Screen Shot 2014-09-21 at 4.12.36 PMOur approach for tackling this question was pretty straightforward. The first thing was to simulate all possible RNA-seq reads overlapping common variants in 1000 Genomes Europeans, using the full haplotype information to take flanking variants into account. All variant loci were simulated with single-end reads using the genome sequence to build the reads, and for coding variants we simulated splice junctions and paired-end reads as well. After mapping these reads, we could simply ask if a read with reference and nonreference alleles both aligned to the correct locus. We found out that usually they did, but especially reads carrying nonreference alleles of indels often did not map correctly. These results were little affected with the choice of the aligner, or by adding splicing information to the picture, but with paired-end reads the bias was a bit less than with single-end reads, as expected. These mapping bias statistics per variant are released with the paper for others to use and analyze. Having thus created a list of loci with likely allelic mapping bias, we were able to tackle the main question of our paper: whether these biased reads give rise to biased quantifications and false eQTLs.

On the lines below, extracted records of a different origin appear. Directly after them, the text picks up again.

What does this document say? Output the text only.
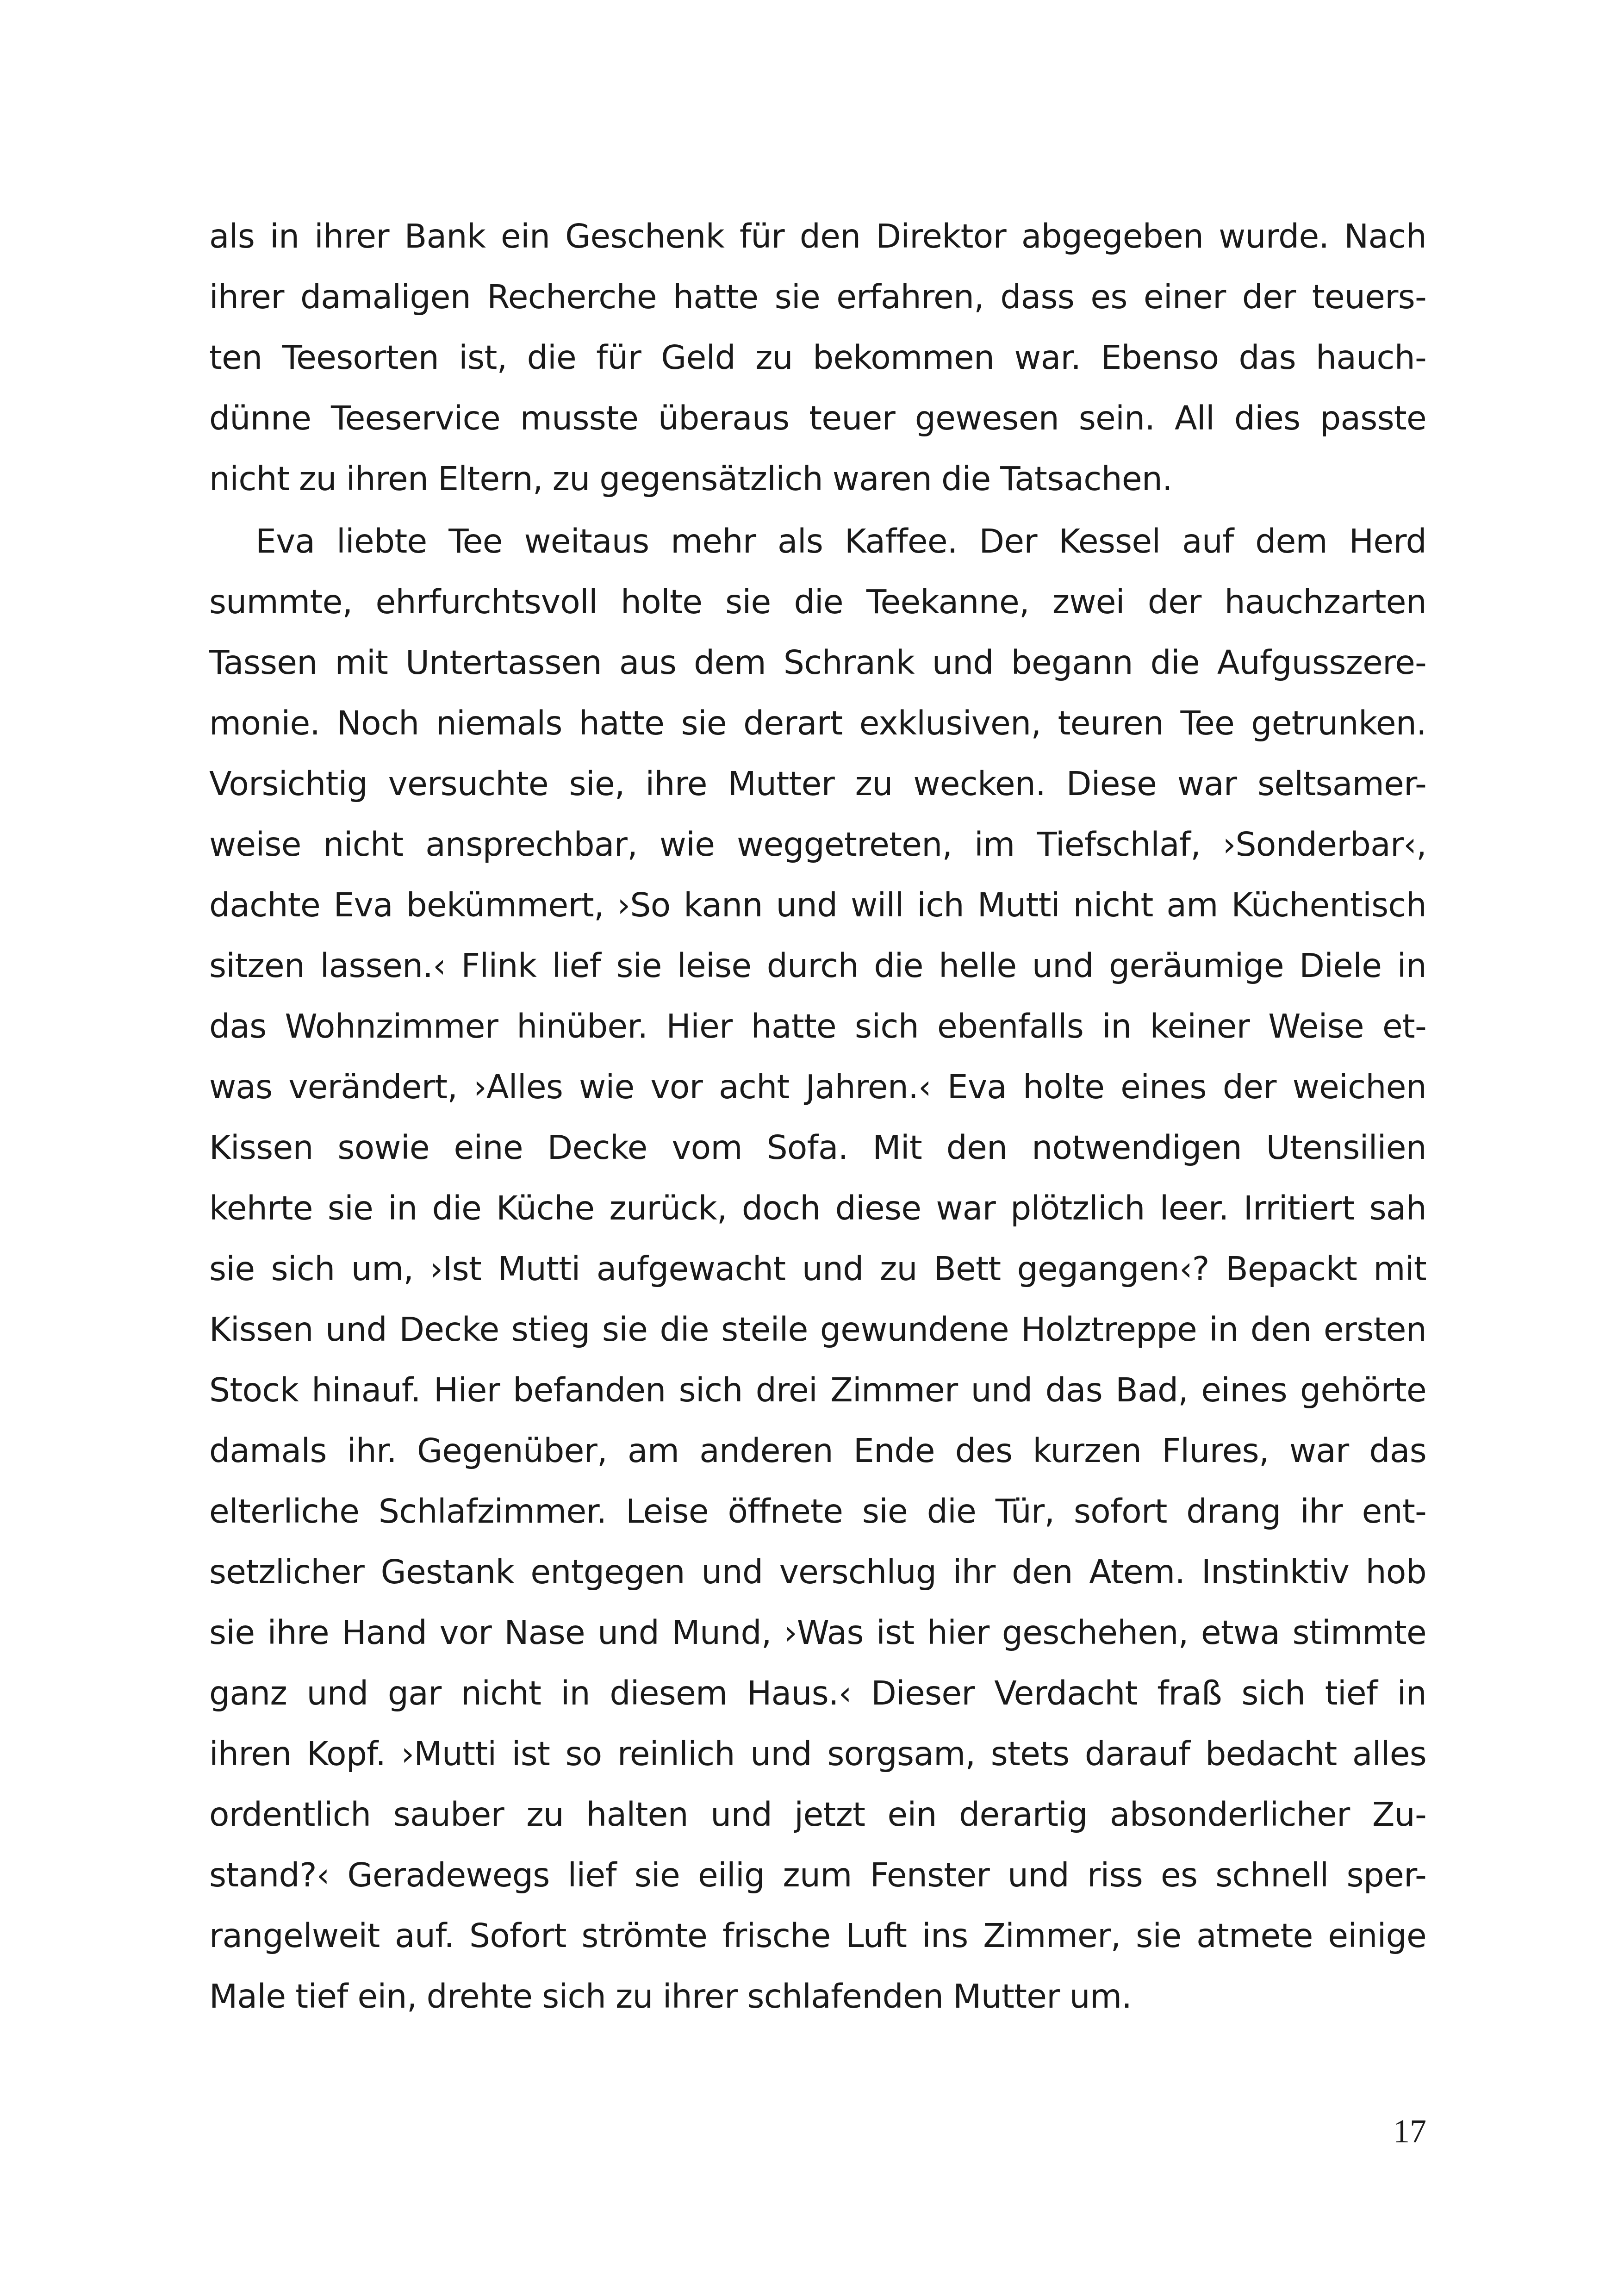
als in ihrer Bank ein Geschenk für den Direktor abgegeben wurde. Nach
ihrer damaligen Recherche hatte sie erfahren, dass es einer der teuers-
ten Teesorten ist, die für Geld zu bekommen war. Ebenso das hauch-
dünne Teeservice musste überaus teuer gewesen sein. All dies passte
nicht zu ihren Eltern, zu gegensätzlich waren die Tatsachen.
Eva liebte Tee weitaus mehr als Kaffee. Der Kessel auf dem Herd
summte, ehrfurchtsvoll holte sie die Teekanne, zwei der hauchzarten
Tassen mit Untertassen aus dem Schrank und begann die Aufgusszere-
monie. Noch niemals hatte sie derart exklusiven, teuren Tee getrunken.
Vorsichtig versuchte sie, ihre Mutter zu wecken. Diese war seltsamer-
weise nicht ansprechbar, wie weggetreten, im Tiefschlaf, ›Sonderbar‹,
dachte Eva bekümmert, ›So kann und will ich Mutti nicht am Küchentisch
sitzen lassen.‹ Flink lief sie leise durch die helle und geräumige Diele in
das Wohnzimmer hinüber. Hier hatte sich ebenfalls in keiner Weise et-
was verändert, ›Alles wie vor acht Jahren.‹ Eva holte eines der weichen
Kissen sowie eine Decke vom Sofa. Mit den notwendigen Utensilien
kehrte sie in die Küche zurück, doch diese war plötzlich leer. Irritiert sah
sie sich um, ›Ist Mutti aufgewacht und zu Bett gegangen‹? Bepackt mit
Kissen und Decke stieg sie die steile gewundene Holztreppe in den ersten
Stock hinauf. Hier befanden sich drei Zimmer und das Bad, eines gehörte
damals ihr. Gegenüber, am anderen Ende des kurzen Flures, war das
elterliche Schlafzimmer. Leise öffnete sie die Tür, sofort drang ihr ent-
setzlicher Gestank entgegen und verschlug ihr den Atem. Instinktiv hob
sie ihre Hand vor Nase und Mund, ›Was ist hier geschehen, etwa stimmte
ganz und gar nicht in diesem Haus.‹ Dieser Verdacht fraß sich tief in
ihren Kopf. ›Mutti ist so reinlich und sorgsam, stets darauf bedacht alles
ordentlich sauber zu halten und jetzt ein derartig absonderlicher Zu-
stand?‹ Geradewegs lief sie eilig zum Fenster und riss es schnell sper-
rangelweit auf. Sofort strömte frische Luft ins Zimmer, sie atmete einige
Male tief ein, drehte sich zu ihrer schlafenden Mutter um.
17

Screen Shot 2014-09-21 at 4.07.55 PM

In order to analyze this, we took real RNA-seq eQTL data that we later published in Gutierrez-Arcelus et al. and removed all the reads in the positions that were biased in simulations, thus getting rid of the potentially dodgy data. We then re-ran quantifications and the eQTL analysis. The comparison of the original results and the new ones, with filtering of the potential biases, showed a comforting pattern: there was only a handful of strong eQTL associations that disappeared in the filtering (blue dots in the figure), thus suggesting that they were false positives in the original data. But these were a tiny fraction of thousands of significant eQTLs. The vast majority of eQTLs were OK. We – and everyone else doing eQTL analysis with RNA-seq – were OK.

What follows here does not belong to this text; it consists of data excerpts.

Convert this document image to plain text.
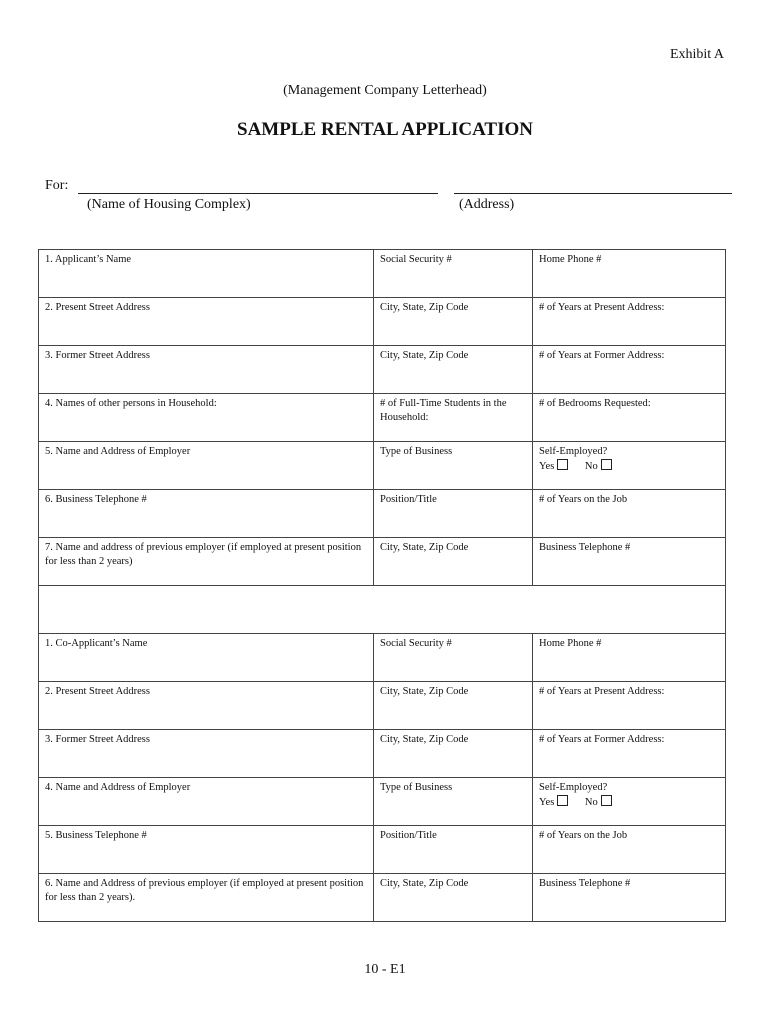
Exhibit A
(Management Company Letterhead)
SAMPLE RENTAL APPLICATION
For:
(Name of Housing Complex)	(Address)
1. Applicant’s Name	Social Security #	Home Phone #
2. Present Street Address	City, State, Zip Code	# of Years at Present Address:
3. Former Street Address	City, State, Zip Code	# of Years at Former Address:
4. Names of other persons in Household:	# of Full-Time Students in the Household:	# of Bedrooms Requested:
5. Name and Address of Employer	Type of Business	Self-Employed?
Yes No

6. Business Telephone #	Position/Title	# of Years on the Job
7. Name and address of previous employer (if employed at present position for less than 2 years)	City, State, Zip Code	Business Telephone #

1. Co-Applicant’s Name	Social Security #	Home Phone #
2. Present Street Address	City, State, Zip Code	# of Years at Present Address:
3. Former Street Address	City, State, Zip Code	# of Years at Former Address:
4. Name and Address of Employer	Type of Business	Self-Employed?
Yes No

5. Business Telephone #	Position/Title	# of Years on the Job
6. Name and Address of previous employer (if employed at present position for less than 2 years).	City, State, Zip Code	Business Telephone #
10 - E1
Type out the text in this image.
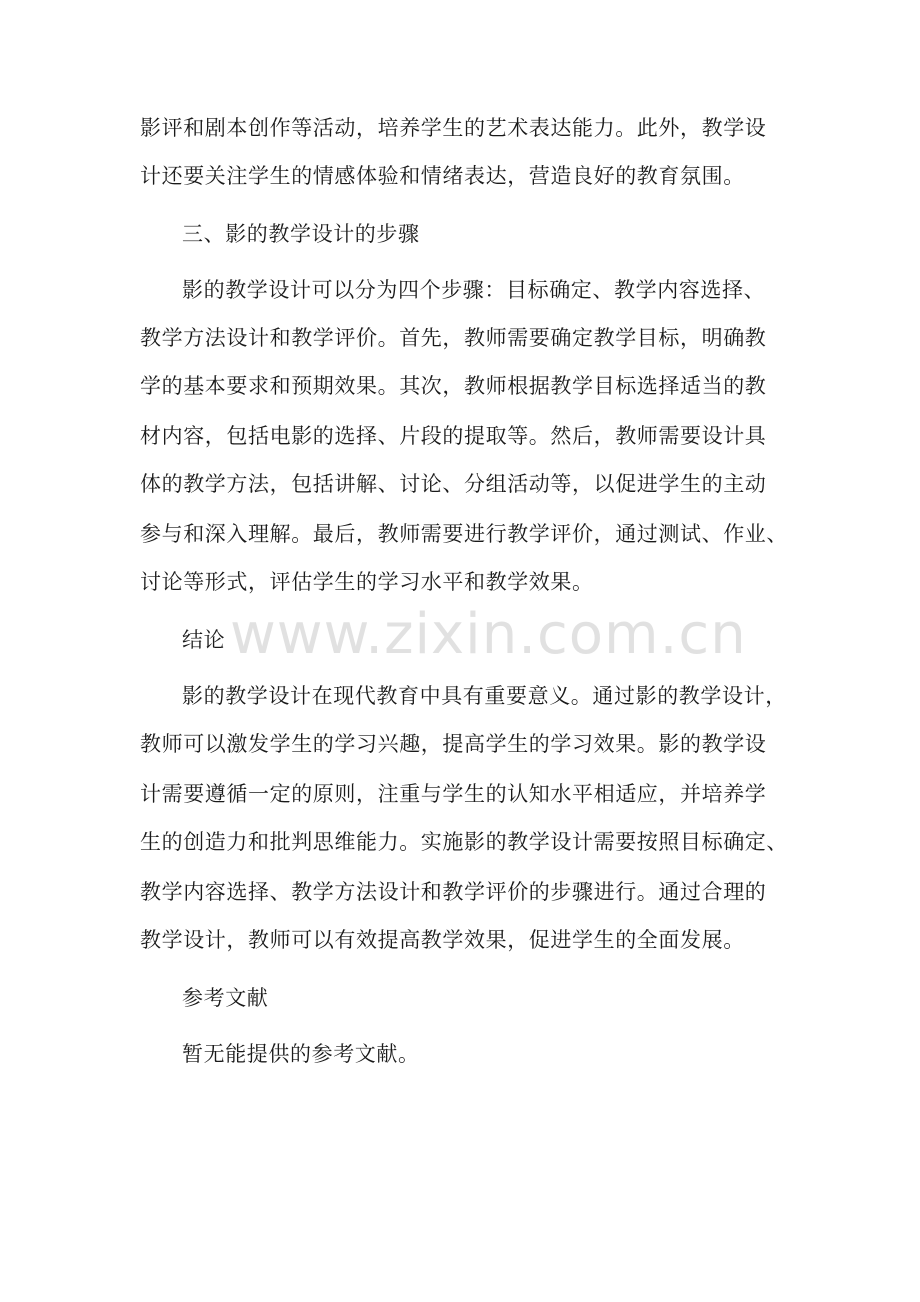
影评和剧本创作等活动，培养学生的艺术表达能力。此外，教学设

计还要关注学生的情感体验和情绪表达，营造良好的教育氛围。

三、影的教学设计的步骤

影的教学设计可以分为四个步骤：目标确定、教学内容选择、

教学方法设计和教学评价。首先，教师需要确定教学目标，明确教

学的基本要求和预期效果。其次，教师根据教学目标选择适当的教

材内容，包括电影的选择、片段的提取等。然后，教师需要设计具

体的教学方法，包括讲解、讨论、分组活动等，以促进学生的主动

参与和深入理解。最后，教师需要进行教学评价，通过测试、作业、

讨论等形式，评估学生的学习水平和教学效果。

结论

影的教学设计在现代教育中具有重要意义。通过影的教学设计，

教师可以激发学生的学习兴趣，提高学生的学习效果。影的教学设

计需要遵循一定的原则，注重与学生的认知水平相适应，并培养学

生的创造力和批判思维能力。实施影的教学设计需要按照目标确定、

教学内容选择、教学方法设计和教学评价的步骤进行。通过合理的

教学设计，教师可以有效提高教学效果，促进学生的全面发展。

参考文献

暂无能提供的参考文献。

www.zixin.com.cn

So, who should care about this negative result? If you are working on RNA-seq and eQTLs, it is important to know if a signal in your data is driven by true biology or a technical bias. Importantly, the bias we analyzed here is of the most dangerous type, since it mimics the biological signal that we’re looking for in eQTL studies – association between genotype and expression. However, the results of this paper do not mean that allelic mapping bias is not an issue at all. For example, analysis of allele-specific expression (or chromatin state or TF binding) is particularly sensitive to mapping biases, and in such analyses additional care is needed (we use stringent filters). And what about much larger eQTL studies, where increased statistical power means that even tiny biases can become significant? This warrants future analysis either with simulations or real data.

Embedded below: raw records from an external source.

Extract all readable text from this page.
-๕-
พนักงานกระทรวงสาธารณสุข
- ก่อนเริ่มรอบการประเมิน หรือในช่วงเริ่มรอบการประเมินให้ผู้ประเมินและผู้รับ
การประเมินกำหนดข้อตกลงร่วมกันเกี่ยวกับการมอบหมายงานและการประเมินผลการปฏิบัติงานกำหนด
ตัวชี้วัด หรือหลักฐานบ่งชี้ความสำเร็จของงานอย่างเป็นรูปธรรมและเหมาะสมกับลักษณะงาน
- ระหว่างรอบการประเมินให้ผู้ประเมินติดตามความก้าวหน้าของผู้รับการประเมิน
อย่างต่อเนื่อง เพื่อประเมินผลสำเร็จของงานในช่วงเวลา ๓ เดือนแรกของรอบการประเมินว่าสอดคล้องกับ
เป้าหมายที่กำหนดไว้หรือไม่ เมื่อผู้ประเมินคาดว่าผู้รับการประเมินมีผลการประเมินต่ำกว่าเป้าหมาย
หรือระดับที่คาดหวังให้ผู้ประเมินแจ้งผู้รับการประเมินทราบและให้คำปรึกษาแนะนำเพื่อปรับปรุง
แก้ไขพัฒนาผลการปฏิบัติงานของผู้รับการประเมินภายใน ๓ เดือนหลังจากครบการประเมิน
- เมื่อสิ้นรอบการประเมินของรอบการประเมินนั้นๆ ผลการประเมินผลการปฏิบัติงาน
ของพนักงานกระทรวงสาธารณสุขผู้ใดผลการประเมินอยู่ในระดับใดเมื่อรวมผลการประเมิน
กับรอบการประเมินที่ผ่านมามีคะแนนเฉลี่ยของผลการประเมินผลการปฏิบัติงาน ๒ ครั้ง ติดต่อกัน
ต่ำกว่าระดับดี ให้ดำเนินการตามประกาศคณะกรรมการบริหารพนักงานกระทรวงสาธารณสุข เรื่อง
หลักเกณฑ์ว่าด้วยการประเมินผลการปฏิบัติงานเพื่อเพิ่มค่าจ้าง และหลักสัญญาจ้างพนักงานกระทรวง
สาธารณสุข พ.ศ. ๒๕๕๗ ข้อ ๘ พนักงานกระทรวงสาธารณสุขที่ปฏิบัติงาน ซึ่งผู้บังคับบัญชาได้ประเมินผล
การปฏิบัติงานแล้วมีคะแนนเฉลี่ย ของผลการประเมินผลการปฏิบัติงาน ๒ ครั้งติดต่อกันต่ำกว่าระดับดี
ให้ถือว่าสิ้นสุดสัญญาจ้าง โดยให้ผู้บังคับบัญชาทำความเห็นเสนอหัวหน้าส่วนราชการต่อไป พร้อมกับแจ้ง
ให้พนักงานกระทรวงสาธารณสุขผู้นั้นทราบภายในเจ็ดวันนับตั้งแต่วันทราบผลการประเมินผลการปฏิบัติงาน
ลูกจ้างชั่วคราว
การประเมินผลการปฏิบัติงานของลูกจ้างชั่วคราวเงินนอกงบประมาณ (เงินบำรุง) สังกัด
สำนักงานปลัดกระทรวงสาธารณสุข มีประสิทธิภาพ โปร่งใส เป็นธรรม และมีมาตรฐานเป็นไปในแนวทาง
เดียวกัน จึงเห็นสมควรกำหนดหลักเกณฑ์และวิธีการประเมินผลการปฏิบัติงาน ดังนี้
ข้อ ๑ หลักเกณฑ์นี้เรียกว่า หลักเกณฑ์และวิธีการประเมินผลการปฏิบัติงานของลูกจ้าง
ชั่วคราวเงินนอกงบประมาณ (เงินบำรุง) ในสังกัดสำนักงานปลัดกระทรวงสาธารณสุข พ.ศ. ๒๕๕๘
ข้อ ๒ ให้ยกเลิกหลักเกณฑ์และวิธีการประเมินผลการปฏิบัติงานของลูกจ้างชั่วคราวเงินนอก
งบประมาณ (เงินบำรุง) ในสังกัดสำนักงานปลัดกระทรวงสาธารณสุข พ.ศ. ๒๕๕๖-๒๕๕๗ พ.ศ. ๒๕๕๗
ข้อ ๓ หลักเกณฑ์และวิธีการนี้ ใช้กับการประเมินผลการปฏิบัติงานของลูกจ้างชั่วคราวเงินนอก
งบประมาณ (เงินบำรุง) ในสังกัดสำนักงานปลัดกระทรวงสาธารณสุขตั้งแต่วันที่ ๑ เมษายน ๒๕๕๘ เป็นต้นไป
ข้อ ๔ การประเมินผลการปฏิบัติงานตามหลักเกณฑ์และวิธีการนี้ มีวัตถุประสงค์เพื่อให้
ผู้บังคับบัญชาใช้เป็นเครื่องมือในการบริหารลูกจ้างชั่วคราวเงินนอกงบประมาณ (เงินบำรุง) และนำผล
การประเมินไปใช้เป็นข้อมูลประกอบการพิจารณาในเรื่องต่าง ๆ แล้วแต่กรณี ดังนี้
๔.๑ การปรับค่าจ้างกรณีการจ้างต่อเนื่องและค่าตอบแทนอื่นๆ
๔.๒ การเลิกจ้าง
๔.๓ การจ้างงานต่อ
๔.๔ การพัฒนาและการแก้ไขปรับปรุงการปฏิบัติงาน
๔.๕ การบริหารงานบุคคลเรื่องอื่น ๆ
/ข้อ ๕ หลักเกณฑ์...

There is still work to be done. Thus far, I haven’t heard of a computationally feasible alignment method that would correct allelic mapping bias perfectly, taking fully into account indels, splicing, rare variants, variants that you may not have (correctly) genotyped, and multiple flanking variants on the same read. I know that people are working on this, and I hope that an elegant, scalable solution will be available in the near future. In the meanwhile, I hope that the RNA-seq eQTL community finds this paper useful, and that we can all sleep a little bit better at night, knowing that the vast majority of our eQTLs are not affected by allelic mapping bias.